We are in, iirc, phase IV. Aside from indoor social distancing, plus masks and a check-in health screen, pretty much like normal meetings. Last night, three cadet flights of about 20 each drilled on the tarmac, senior members took care of processing new members (four or five, last night) and gave tours to prospective members. Each cadet flight had an NCO advisor working with them, which is new and a great joy.

jeders

Quote from: JohhnyD on September 02, 2020, 07:08:04 pmWe are in, iirc, phase IV.

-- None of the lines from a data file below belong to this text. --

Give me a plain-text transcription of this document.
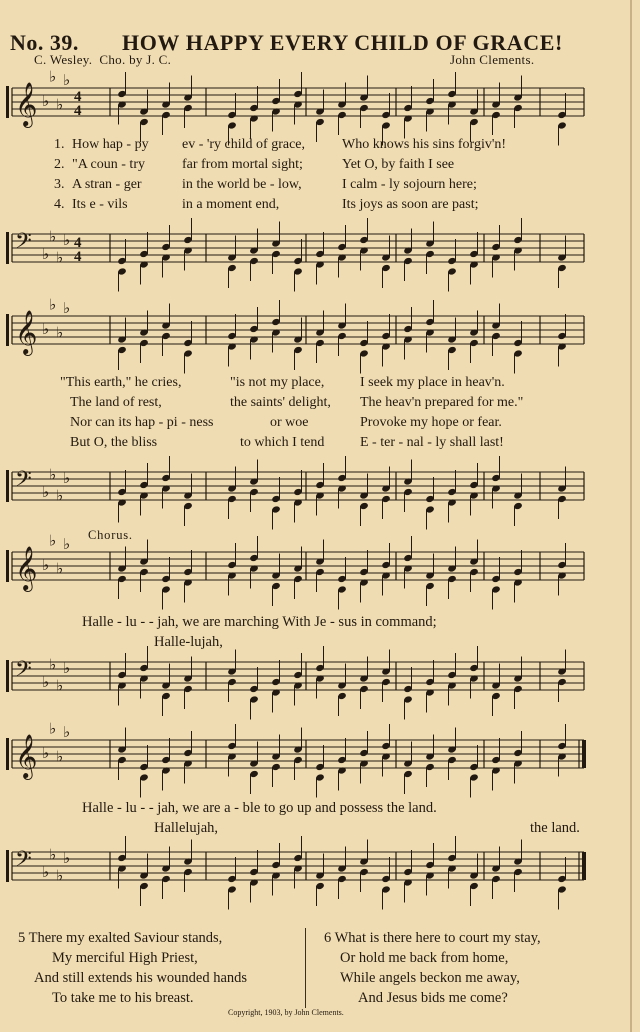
No. 39. HOW HAPPY EVERY CHILD OF GRACE!
C. Wesley. Cho. by J. C.	John Clements.
𝄞 ♭
♭
♭
♭
4
4
𝄢 ♭
♭
♭
♭ 4
4
1. How hap - py	ev - 'ry child of grace,	Who knows his sins forgiv'n!
2. "A coun - try	far from mortal sight;	Yet O, by faith I see
3. A stran - ger	in the world be - low,	I calm - ly sojourn here;
4. Its e - vils	in a moment end,	Its joys as soon are past;
𝄞 ♭
♭
♭
♭
𝄢 ♭
♭
♭
♭
"This earth," he cries,	"is not my place,	I seek my place in heav'n.
The land of rest,	the saints' delight,	The heav'n prepared for me."
Nor can its hap - pi - ness	or woe	Provoke my hope or fear.
But O, the bliss	to which I tend	E - ter - nal - ly shall last!
Chorus.
𝄞 ♭
♭
♭
♭
Halle - lu - - jah, we are marching With Je - sus in command;
Halle-lujah,
𝄢 ♭
♭
♭
♭
𝄞 ♭
♭
♭
♭
Halle - lu - - jah, we are a - ble to go up and possess the land.
Hallelujah,	the land.
𝄢 ♭
♭
♭
♭
5 There my exalted Saviour stands,
My merciful High Priest,
And still extends his wounded hands
To take me to his breast.
6 What is there here to court my stay,
Or hold me back from home,
While angels beckon me away,
And Jesus bids me come?
Copyright, 1903, by John Clements.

That would be impossible, mostly because the phases only go up to 3, but also because no wing has been approved to go beyond Phase 2. At Phase 2, meetings shouldn't look like normal meetings; limits on the size of gatherings, bias toward outdoor only when possible, double arm interval in formation and 6' distance everywhere else, the more susceptible high risk members still staying away from meetings, none of that should feel like a normal pre-rona meeting.

Quote from: JohhnyD on September 02, 2020, 07:08:04 pmLast night, three cadet flights of about 20 each drilled on the tarmac, senior members took care of processing new members (four or five, last night) and gave tours to prospective members. Each cadet flight had an NCO advisor working with them, which is new and a great joy.

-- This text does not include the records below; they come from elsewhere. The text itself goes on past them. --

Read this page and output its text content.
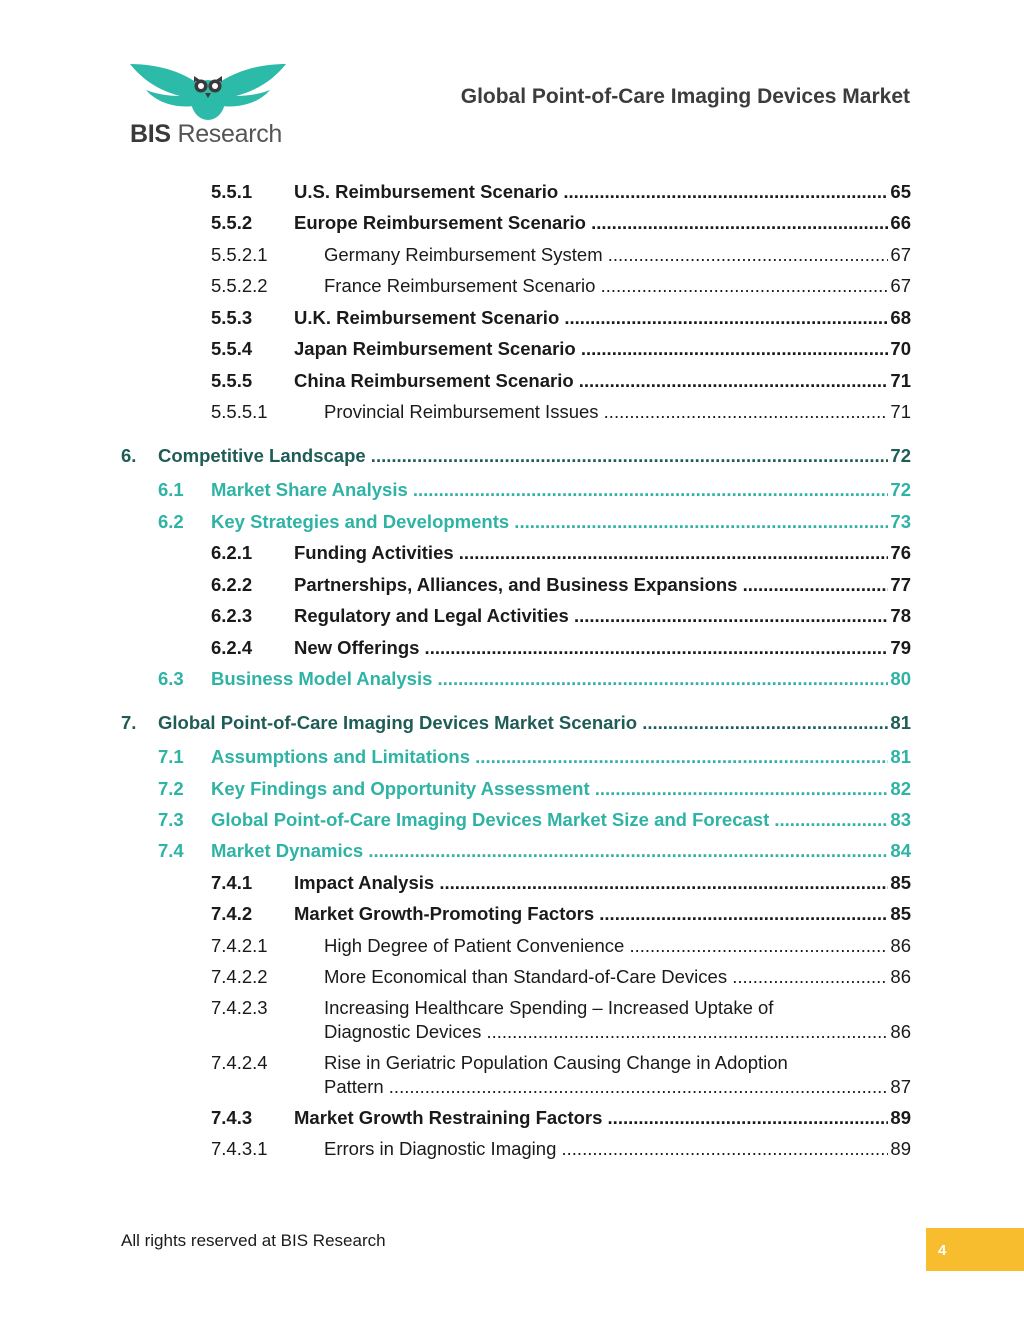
BIS Research
Global Point-of-Care Imaging Devices Market
5.5.1 U.S. Reimbursement Scenario .....	65
5.5.2 Europe Reimbursement Scenario .....	66
5.5.2.1	Germany Reimbursement System .....	67
5.5.2.2	France Reimbursement Scenario .....	67
5.5.3 U.K. Reimbursement Scenario .....	68
5.5.4 Japan Reimbursement Scenario .....	70
5.5.5 China Reimbursement Scenario .....	71
5.5.5.1	Provincial Reimbursement Issues .....	71
6. Competitive Landscape .....	72
6.1 Market Share Analysis .....	72
6.2 Key Strategies and Developments .....	73
6.2.1 Funding Activities .....	76
6.2.2 Partnerships, Alliances, and Business Expansions .....	77
6.2.3 Regulatory and Legal Activities .....	78
6.2.4 New Offerings .....	79
6.3 Business Model Analysis .....	80
7. Global Point-of-Care Imaging Devices Market Scenario .....	81
7.1 Assumptions and Limitations .....	81
7.2 Key Findings and Opportunity Assessment .....	82
7.3 Global Point-of-Care Imaging Devices Market Size and Forecast .....	83
7.4 Market Dynamics .....	84
7.4.1 Impact Analysis .....	85
7.4.2 Market Growth-Promoting Factors .....	85
7.4.2.1	High Degree of Patient Convenience .....	86
7.4.2.2	More Economical than Standard-of-Care Devices .....	86
7.4.2.3	Increasing Healthcare Spending – Increased Uptake of
Diagnostic Devices .....	86
7.4.2.4	Rise in Geriatric Population Causing Change in Adoption
Pattern .....	87
7.4.3 Market Growth Restraining Factors .....	89
7.4.3.1	Errors in Diagnostic Imaging .....	89
All rights reserved at BIS Research
4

So what you're saying is that you had at least 70 people at a meeting where you are not supposed to have more than 50, copy.
If you are confident in you abilities and experience, whether someone else is impressed is irrelevant. - Eclipse

JohhnyD

We also have a monthly community outreach day where two members spend a day visiting folks. July was veterans and community groups, August was schools and this month is airport local businesses (on airport or nearby), for "friend-raising" - recruiting, and donations.

JohhnyD

Quote from: jeders on September 02, 2020, 07:32:27 pmSo what you're saying is that you had at least 70 people at a meeting where you are not supposed to have more than 50, copy.
Nope.

Quotehttps://www.gocivilairpatrol.com/media/cms/IDWG_COVID_Remobilization_Phase_1_A_EA6816C6EB260.pdf

(4) Stage 4. 13-26 JUN
(a) Gatherings, both public and private, of more than 50 people, where appropriate physical
distancing and precautionary measures are observed can occur.

But why would you want to assume that? Very odd.